Corresponsabilidad africana: una verdad incómoda
Mahama también subrayó que la verdad sobre la historia de la trata transatlántica de esclavos debe ser «contada completa». Esto incluye aspectos que han sido históricamente incómodos para el discurso africano contemporáneo: la participación de las élites, comerciantes y reinos africanos como intermediarios en el comercio.
Los historiadores estiman que una gran proporción de las personas capturadas en África fueron esclavizadas por otros africanos y luego vendidas a comerciantes europeos. Esta realidad complica la narrativa simplista de víctimas y victimarios, pero Asante reconoce que estos aspectos también forman parte de la verdad histórica.
«Existían formas de esclavitud en las sociedades africanas incluso antes del comercio transatlántico», explicó el experto. «Esta historia también debe reconocerse, ya que tuvo consecuencias sociales y económicas que aún se sienten». Esta honestidad histórica, aunque políticamente incómoda, fortalece la credibilidad de la iniciativa africana y demuestra un compromiso genuino con la verdad histórica completa.
¿Por qué centrarse en el comercio «transatlántico»?
Si bien la trata transatlántica de esclavos no fue la única forma de esclavitud en África, Asante argumenta que esta trata en particular tuvo consecuencias económicas, políticas y sociales especialmente graves. Sus repercusiones globales siguen configurando el orden mundial hasta la actualidad, desde las desigualdades económicas hasta las tensiones raciales contemporáneas.
Al mismo tiempo, el experto en derechos humanos enfatiza que, por importante que sea la reevaluación histórica, los líderes africanos enfrentan enormes desafíos en el presente y el futuro. «La responsabilidad del desarrollo y la buena gobernanza recae ahora principalmente sobre ellos», afirmó Asante, quien pide no usar el pasado como excusa para la inacción presente.

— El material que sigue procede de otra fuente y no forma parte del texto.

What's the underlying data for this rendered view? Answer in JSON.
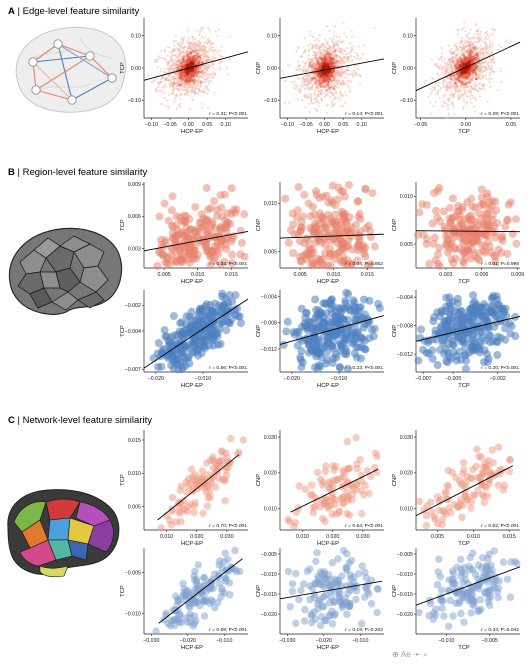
{
  "sections": [
    {
      "letter": "A",
      "text": "Edge-level feature similarity"
    },
    {
      "letter": "B",
      "text": "Region-level feature similarity"
    },
    {
      "letter": "C",
      "text": "Network-level feature similarity"
    }
  ],
  "watermark": "⊕ Ае ·•· ⌕",
  "chart_data": [
    {
      "id": "A1",
      "type": "scatter",
      "density": true,
      "xlabel": "HCP-EP",
      "ylabel": "TCP",
      "xlim": [
        -0.12,
        0.16
      ],
      "ylim": [
        -0.155,
        0.155
      ],
      "xticks": [
        -0.1,
        -0.05,
        0.0,
        0.05,
        0.1
      ],
      "yticks": [
        -0.1,
        0.0,
        0.1
      ],
      "xtick_labels": [
        "−0.10",
        "−0.05",
        "0.00",
        "0.05",
        "0.10"
      ],
      "ytick_labels": [
        "−0.10",
        "0.00",
        "0.10"
      ],
      "stat": "r = 0.31; P<0.001",
      "r": 0.31,
      "line": [
        [
          -0.12,
          -0.038
        ],
        [
          0.16,
          0.05
        ]
      ],
      "color": "#d9452b"
    },
    {
      "id": "A2",
      "type": "scatter",
      "density": true,
      "xlabel": "HCP-EP",
      "ylabel": "CNP",
      "xlim": [
        -0.12,
        0.16
      ],
      "ylim": [
        -0.155,
        0.155
      ],
      "xticks": [
        -0.1,
        -0.05,
        0.0,
        0.05,
        0.1
      ],
      "yticks": [
        -0.1,
        0.0,
        0.1
      ],
      "xtick_labels": [
        "−0.10",
        "−0.05",
        "0.00",
        "0.05",
        "0.10"
      ],
      "ytick_labels": [
        "−0.10",
        "0.00",
        "0.10"
      ],
      "stat": "r = 0.14; P<0.001",
      "r": 0.14,
      "line": [
        [
          -0.12,
          -0.032
        ],
        [
          0.16,
          0.028
        ]
      ],
      "color": "#d9452b"
    },
    {
      "id": "A3",
      "type": "scatter",
      "density": true,
      "xlabel": "TCP",
      "ylabel": "CNP",
      "xlim": [
        -0.055,
        0.06
      ],
      "ylim": [
        -0.155,
        0.155
      ],
      "xticks": [
        -0.05,
        0.0,
        0.05
      ],
      "yticks": [
        -0.1,
        0.0,
        0.1
      ],
      "xtick_labels": [
        "−0.05",
        "0.00",
        "0.05"
      ],
      "ytick_labels": [
        "−0.10",
        "0.00",
        "0.10"
      ],
      "stat": "r = 0.29; P<0.001",
      "r": 0.29,
      "line": [
        [
          -0.055,
          -0.07
        ],
        [
          0.06,
          0.08
        ]
      ],
      "color": "#d9452b"
    },
    {
      "id": "B1",
      "type": "scatter",
      "xlabel": "HCP-EP",
      "ylabel": "TCP",
      "xlim": [
        0.002,
        0.0175
      ],
      "ylim": [
        0.0012,
        0.0092
      ],
      "xticks": [
        0.005,
        0.01,
        0.015
      ],
      "yticks": [
        0.003,
        0.006,
        0.009
      ],
      "xtick_labels": [
        "0.005",
        "0.010",
        "0.015"
      ],
      "ytick_labels": [
        "0.003",
        "0.006",
        "0.009"
      ],
      "stat": "r = 0.24; P<0.001",
      "r": 0.24,
      "line": [
        [
          0.002,
          0.0028
        ],
        [
          0.0175,
          0.0046
        ]
      ],
      "color": "#e8826b"
    },
    {
      "id": "B2",
      "type": "scatter",
      "xlabel": "HCP-EP",
      "ylabel": "CNP",
      "xlim": [
        0.002,
        0.0175
      ],
      "ylim": [
        0.0033,
        0.0122
      ],
      "xticks": [
        0.005,
        0.01,
        0.015
      ],
      "yticks": [
        0.005,
        0.01
      ],
      "xtick_labels": [
        "0.005",
        "0.010",
        "0.015"
      ],
      "ytick_labels": [
        "0.005",
        "0.010"
      ],
      "stat": "r = 0.04; P=0.952",
      "r": 0.04,
      "line": [
        [
          0.002,
          0.0064
        ],
        [
          0.0175,
          0.0068
        ]
      ],
      "color": "#e8826b"
    },
    {
      "id": "B3",
      "type": "scatter",
      "xlabel": "TCP",
      "ylabel": "CNP",
      "xlim": [
        0.0005,
        0.0092
      ],
      "ylim": [
        0.0025,
        0.0115
      ],
      "xticks": [
        0.003,
        0.006,
        0.009
      ],
      "yticks": [
        0.005,
        0.01
      ],
      "xtick_labels": [
        "0.003",
        "0.006",
        "0.009"
      ],
      "ytick_labels": [
        "0.005",
        "0.010"
      ],
      "stat": "r = 0.01; P=0.998",
      "r": 0.01,
      "line": [
        [
          0.0005,
          0.0064
        ],
        [
          0.0092,
          0.0063
        ]
      ],
      "color": "#e8826b"
    },
    {
      "id": "B4",
      "type": "scatter",
      "xlabel": "HCP-EP",
      "ylabel": "TCP",
      "xlim": [
        -0.0225,
        -0.0005
      ],
      "ylim": [
        -0.0072,
        -0.0008
      ],
      "xticks": [
        -0.02,
        -0.01
      ],
      "yticks": [
        -0.007,
        -0.004,
        -0.002
      ],
      "xtick_labels": [
        "−0.020",
        "−0.010"
      ],
      "ytick_labels": [
        "−0.007",
        "−0.004",
        "−0.002"
      ],
      "stat": "r = 0.56; P<0.001",
      "r": 0.56,
      "line": [
        [
          -0.0225,
          -0.0069
        ],
        [
          -0.0005,
          -0.0015
        ]
      ],
      "color": "#4d7fc0"
    },
    {
      "id": "B5",
      "type": "scatter",
      "xlabel": "HCP-EP",
      "ylabel": "CNP",
      "xlim": [
        -0.0225,
        -0.0005
      ],
      "ylim": [
        -0.0155,
        -0.003
      ],
      "xticks": [
        -0.02,
        -0.01
      ],
      "yticks": [
        -0.012,
        -0.008,
        -0.004
      ],
      "xtick_labels": [
        "−0.020",
        "−0.010"
      ],
      "ytick_labels": [
        "−0.012",
        "−0.008",
        "−0.004"
      ],
      "stat": "r = 0.23; P<0.001",
      "r": 0.23,
      "line": [
        [
          -0.0225,
          -0.0113
        ],
        [
          -0.0005,
          -0.0069
        ]
      ],
      "color": "#4d7fc0"
    },
    {
      "id": "B6",
      "type": "scatter",
      "xlabel": "TCP",
      "ylabel": "CNP",
      "xlim": [
        -0.0075,
        -0.0005
      ],
      "ylim": [
        -0.0145,
        -0.003
      ],
      "xticks": [
        -0.007,
        -0.005,
        -0.002
      ],
      "yticks": [
        -0.012,
        -0.008,
        -0.004
      ],
      "xtick_labels": [
        "−0.007",
        "−0.005",
        "−0.002"
      ],
      "ytick_labels": [
        "−0.012",
        "−0.008",
        "−0.004"
      ],
      "stat": "r = 0.20; P<0.001",
      "r": 0.2,
      "line": [
        [
          -0.0075,
          -0.0102
        ],
        [
          -0.0005,
          -0.0067
        ]
      ],
      "color": "#4d7fc0"
    },
    {
      "id": "C1",
      "type": "scatter",
      "xlabel": "HCP-EP",
      "ylabel": "TCP",
      "xlim": [
        0.0025,
        0.037
      ],
      "ylim": [
        0.0015,
        0.0165
      ],
      "xticks": [
        0.01,
        0.02,
        0.03
      ],
      "yticks": [
        0.005,
        0.01,
        0.015
      ],
      "xtick_labels": [
        "0.010",
        "0.020",
        "0.030"
      ],
      "ytick_labels": [
        "0.005",
        "0.010",
        "0.015"
      ],
      "stat": "r = 0.70; P<0.001",
      "r": 0.7,
      "line": [
        [
          0.007,
          0.003
        ],
        [
          0.034,
          0.0128
        ]
      ],
      "color": "#ee9a84"
    },
    {
      "id": "C2",
      "type": "scatter",
      "xlabel": "HCP-EP",
      "ylabel": "CNP",
      "xlim": [
        0.0025,
        0.037
      ],
      "ylim": [
        0.004,
        0.032
      ],
      "xticks": [
        0.01,
        0.02,
        0.03
      ],
      "yticks": [
        0.01,
        0.02,
        0.03
      ],
      "xtick_labels": [
        "0.010",
        "0.020",
        "0.030"
      ],
      "ytick_labels": [
        "0.010",
        "0.020",
        "0.030"
      ],
      "stat": "r = 0.54; P<0.001",
      "r": 0.54,
      "line": [
        [
          0.006,
          0.009
        ],
        [
          0.035,
          0.021
        ]
      ],
      "color": "#ee9a84"
    },
    {
      "id": "C3",
      "type": "scatter",
      "xlabel": "TCP",
      "ylabel": "CNP",
      "xlim": [
        0.002,
        0.0165
      ],
      "ylim": [
        0.004,
        0.032
      ],
      "xticks": [
        0.005,
        0.01,
        0.015
      ],
      "yticks": [
        0.01,
        0.02,
        0.03
      ],
      "xtick_labels": [
        "0.005",
        "0.010",
        "0.015"
      ],
      "ytick_labels": [
        "0.010",
        "0.020",
        "0.030"
      ],
      "stat": "r = 0.62; P<0.001",
      "r": 0.62,
      "line": [
        [
          0.002,
          0.008
        ],
        [
          0.0155,
          0.022
        ]
      ],
      "color": "#ee9a84"
    },
    {
      "id": "C4",
      "type": "scatter",
      "xlabel": "HCP-EP",
      "ylabel": "TCP",
      "xlim": [
        -0.032,
        -0.0035
      ],
      "ylim": [
        -0.0125,
        -0.002
      ],
      "xticks": [
        -0.03,
        -0.02,
        -0.01
      ],
      "yticks": [
        -0.01,
        -0.005
      ],
      "xtick_labels": [
        "−0.030",
        "−0.020",
        "−0.010"
      ],
      "ytick_labels": [
        "−0.010",
        "−0.005"
      ],
      "stat": "r = 0.59; P<0.001",
      "r": 0.59,
      "line": [
        [
          -0.028,
          -0.0112
        ],
        [
          -0.005,
          -0.0033
        ]
      ],
      "color": "#7d9fcd"
    },
    {
      "id": "C5",
      "type": "scatter",
      "xlabel": "HCP-EP",
      "ylabel": "CNP",
      "xlim": [
        -0.032,
        -0.0035
      ],
      "ylim": [
        -0.025,
        -0.0035
      ],
      "xticks": [
        -0.03,
        -0.02,
        -0.01
      ],
      "yticks": [
        -0.02,
        -0.015,
        -0.01,
        -0.005
      ],
      "xtick_labels": [
        "−0.030",
        "−0.020",
        "−0.010"
      ],
      "ytick_labels": [
        "−0.020",
        "−0.015",
        "−0.010",
        "−0.005"
      ],
      "stat": "r = 0.19; P=0.202",
      "r": 0.19,
      "line": [
        [
          -0.032,
          -0.0162
        ],
        [
          -0.004,
          -0.0118
        ]
      ],
      "color": "#7d9fcd"
    },
    {
      "id": "C6",
      "type": "scatter",
      "xlabel": "TCP",
      "ylabel": "CNP",
      "xlim": [
        -0.0135,
        -0.0015
      ],
      "ylim": [
        -0.025,
        -0.0035
      ],
      "xticks": [
        -0.01,
        -0.005
      ],
      "yticks": [
        -0.02,
        -0.015,
        -0.01,
        -0.005
      ],
      "xtick_labels": [
        "−0.010",
        "−0.005"
      ],
      "ytick_labels": [
        "−0.020",
        "−0.015",
        "−0.010",
        "−0.005"
      ],
      "stat": "r = 0.34; P=0.042",
      "r": 0.34,
      "line": [
        [
          -0.0135,
          -0.0178
        ],
        [
          -0.0015,
          -0.0082
        ]
      ],
      "color": "#7d9fcd"
    }
  ]
}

La iniciativa ghanesa representa, por tanto, un equilibrio delicado entre el reconocimiento de las injusticias históricas y la responsabilidad contemporánea. Es un llamado a la comunidad internacional para que reconozca su pasado, pero también un recordatorio a los líderes africanos de que el futuro del continente depende de sus acciones presentes.